Dr. Kate is an OB/GYN at one of the largest teaching hospitals in New York City and she answers your medical questions here once every two weeks. To ask her your own question (not about the Nuva Ring, please), click here.
When it comes to hormonal birth control, I get more questions about the NuvaRing than any other method — for proof, just check out the comments sections of my posts “Tell Me About the Nuva Ring” and “Does the Nuva Ring Deserve Its Bad Press.” The ring just doesn’t seem to be as intuitive as the once-a-day-every-day tyranny of the birth control pill. Most women’s questions focus on the timing of the ring, and what happens if their schedule gets thrown off. So, since Em & Lo have put a moratorium on Nuva Ring questions for the time being, here are the 14 points about the Nuva Ring that should hopefully answer any and all questions.
1. When to start it: You can start the ring any time you want…
- If you’re starting it with your period, put in the ring during the first 5 days of bleeding.
- If you’re starting it later than that, or totally off your period, take a pregnancy test first. If negative, begin the ring that day.
- If you’re switching to the ring from the pill or patch (and you completed your pack of pills/box of patches), you can place the ring on the day you would have started your new pack of pills or box of patches.
2. How soon you’re protected: It depends on when you started the ring…
- If you place the ring on the first day of your period, you’re protected immediately.
- If you started the ring at any other time, you need to use condoms for 7 days for maximum contraception protection.
- If you directly switched from the pill or patch to the ring (and you completed your pack of pills/box of patches), you’re protected immediately.
3. The minimum you must leave it in: The ring needs to be in your body for 3 straight weeks. Don’t take it out early if you start bleeding earlier than you expect — the ring needs its three weeks to work. If you remove the ring before the three weeks are up, you’re at risk of pregnancy that cycle.

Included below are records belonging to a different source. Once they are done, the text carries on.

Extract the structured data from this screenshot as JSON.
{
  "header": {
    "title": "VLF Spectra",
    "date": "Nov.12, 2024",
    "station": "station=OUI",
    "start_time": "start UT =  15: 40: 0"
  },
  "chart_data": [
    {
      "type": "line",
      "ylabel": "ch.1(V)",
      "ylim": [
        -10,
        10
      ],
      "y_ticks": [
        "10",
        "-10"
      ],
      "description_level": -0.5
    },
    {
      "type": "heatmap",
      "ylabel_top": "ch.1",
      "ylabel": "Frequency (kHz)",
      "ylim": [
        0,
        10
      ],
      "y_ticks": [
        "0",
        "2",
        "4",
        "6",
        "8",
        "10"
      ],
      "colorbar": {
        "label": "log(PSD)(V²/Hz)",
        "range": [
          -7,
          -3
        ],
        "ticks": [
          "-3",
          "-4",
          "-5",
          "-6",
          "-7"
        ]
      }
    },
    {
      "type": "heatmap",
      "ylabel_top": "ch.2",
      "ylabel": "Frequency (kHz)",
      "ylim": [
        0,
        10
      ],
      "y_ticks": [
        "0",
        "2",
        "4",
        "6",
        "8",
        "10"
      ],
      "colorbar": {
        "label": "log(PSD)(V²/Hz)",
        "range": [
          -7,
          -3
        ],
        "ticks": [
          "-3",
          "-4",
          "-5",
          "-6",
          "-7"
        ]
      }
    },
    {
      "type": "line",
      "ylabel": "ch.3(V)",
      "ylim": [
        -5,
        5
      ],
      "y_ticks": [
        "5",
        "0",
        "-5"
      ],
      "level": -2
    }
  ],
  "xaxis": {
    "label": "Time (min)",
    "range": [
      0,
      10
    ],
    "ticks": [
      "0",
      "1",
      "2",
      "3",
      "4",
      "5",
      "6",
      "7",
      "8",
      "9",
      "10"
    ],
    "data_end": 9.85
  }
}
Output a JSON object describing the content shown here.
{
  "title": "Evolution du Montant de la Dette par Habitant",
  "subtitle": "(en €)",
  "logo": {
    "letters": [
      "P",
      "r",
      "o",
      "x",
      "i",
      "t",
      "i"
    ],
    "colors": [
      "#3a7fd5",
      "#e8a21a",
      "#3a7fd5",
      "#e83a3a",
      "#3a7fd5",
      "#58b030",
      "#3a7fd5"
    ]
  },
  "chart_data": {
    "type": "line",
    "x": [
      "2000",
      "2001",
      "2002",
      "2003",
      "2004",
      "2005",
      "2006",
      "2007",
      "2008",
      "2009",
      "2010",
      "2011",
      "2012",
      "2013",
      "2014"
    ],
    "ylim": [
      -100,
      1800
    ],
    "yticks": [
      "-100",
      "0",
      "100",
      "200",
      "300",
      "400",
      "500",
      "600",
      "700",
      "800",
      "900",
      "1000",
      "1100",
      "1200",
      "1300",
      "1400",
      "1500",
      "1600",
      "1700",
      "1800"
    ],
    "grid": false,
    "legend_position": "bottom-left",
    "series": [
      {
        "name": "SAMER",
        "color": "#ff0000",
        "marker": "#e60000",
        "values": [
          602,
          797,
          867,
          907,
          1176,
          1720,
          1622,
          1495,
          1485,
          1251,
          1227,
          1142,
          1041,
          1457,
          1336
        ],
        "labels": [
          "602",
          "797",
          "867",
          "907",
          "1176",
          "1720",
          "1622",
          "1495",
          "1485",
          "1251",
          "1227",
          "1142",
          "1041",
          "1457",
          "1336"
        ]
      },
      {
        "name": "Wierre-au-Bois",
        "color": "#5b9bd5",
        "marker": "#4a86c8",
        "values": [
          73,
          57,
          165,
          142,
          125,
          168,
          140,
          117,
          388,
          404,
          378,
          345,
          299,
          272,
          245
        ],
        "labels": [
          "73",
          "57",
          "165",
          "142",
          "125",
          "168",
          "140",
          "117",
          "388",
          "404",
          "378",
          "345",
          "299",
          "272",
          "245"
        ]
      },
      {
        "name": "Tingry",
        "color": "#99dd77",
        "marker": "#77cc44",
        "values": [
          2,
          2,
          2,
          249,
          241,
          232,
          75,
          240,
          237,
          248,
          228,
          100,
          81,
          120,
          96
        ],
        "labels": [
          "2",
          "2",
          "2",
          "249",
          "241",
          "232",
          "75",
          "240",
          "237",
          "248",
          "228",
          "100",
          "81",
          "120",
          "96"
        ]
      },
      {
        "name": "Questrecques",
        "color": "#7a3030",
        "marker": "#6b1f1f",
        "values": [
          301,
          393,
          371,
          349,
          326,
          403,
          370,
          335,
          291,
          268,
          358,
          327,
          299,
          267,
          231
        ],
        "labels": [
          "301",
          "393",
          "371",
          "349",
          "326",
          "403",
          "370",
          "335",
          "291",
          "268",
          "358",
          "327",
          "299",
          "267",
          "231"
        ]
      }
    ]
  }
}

4. The maximum it can stay in: The ring has enough hormones so that it may be left inside for up to 5 weeks and still be effective. So you’ve got lots of flexibility in how long the ring is in. And you don’t need to use the ring for the same amount of time each cycle — some months you may leave it in 3 weeks, some up to 5 weeks — your body will adjust. But if it’s left in longer than five weeks, you’re now at risk of pregnancy.
5. How long you can leave the old ring out before you put a new one in: When switching between old and new rings, the device cannot be out of your body for more than 7 days — in other words, you need to put a new ring back in by the same day of the week that you removed the old one. This rule holds even if you’re still bleeding — the new ring must be reinserted within a week. (If you want to shorten your ring-free week and, say, put a new one in after 3 or 4 days, that’s fine — you’ll still be protected.)
6. When it’s out for that one week, you’re protected: If you’ve used the ring following these guidelines, you’re still protected against pregnancy during the ring-free week. The ring has suppressed ovulation for that cycle, so you don’t need a back-up method of birth control during the ring-free week (though condoms are always a good idea for infection prevention, whether the ring is in or out).
7. Temporarily taking the ring out for three hours or less: The exception to rule #3: you can remove the ring for up to 3 hours at a time and still be protected against pregnancy. For instance, you can take it out for a gyno visit, sex, or masturbation (some people don’t like the idea of playing ring toss in their vagina), but in each of those cases it isn’t necessary to do so. There are no studies that tell us how often you can take a ring holiday; I counsel my patients that they can remove the ring once a day for 3 hours and are likely still safe.
8. Taking the ring out for more than three hours: If it’s out for more than 3 hours, it’s possible that your ovaries will respond with a quickie ovulation. So put the ring back in and use condoms for a week.
9. If you’re late putting a new ring in: If the old ring has been out for more than 7 days, put the new ring in anyway. Don’t wait for your period to start (so many women become pregnant while they’re waiting!). Then use condoms for 7 days.
10. Using rings back-to-back. You can use a new ring directly after taking out the old one — you don’t need to leave a ring out for any length of time, you don’t need a back-up method, and you can do this indefinitely (no need to ever bleed).
11. Bleeding patterns: It’s normal to have irregular spotting or bleeding during your first few months on a new birth control method. Don’t pull the ring out if you begin to bleed early — it doesn’t mean the ring is “finished,” it’s just breakthrough bleeding while your body is adjusting.
12. Other things in your vagina: Fingers, penises, tampons, sex toys, semen — all okay.
13. You can’t lose it in your body. As long as the ring is all the way in the vagina, and it feels comfortable, you’re good to go. It doesn’t need to be in a particular place to work, and it won’t go in too far.
14. Risk of pregnancy: If you have sex without using the ring correctly, you are at risk of pregnancy. Take a pregnancy test if your period doesn’t come when you expect.
Dr. Kate of Gynotalk is an OB/GYN at one of the largest teaching hospitals in New York City. She also lectures nationally on women’s health issues and conducts research on reproductive health.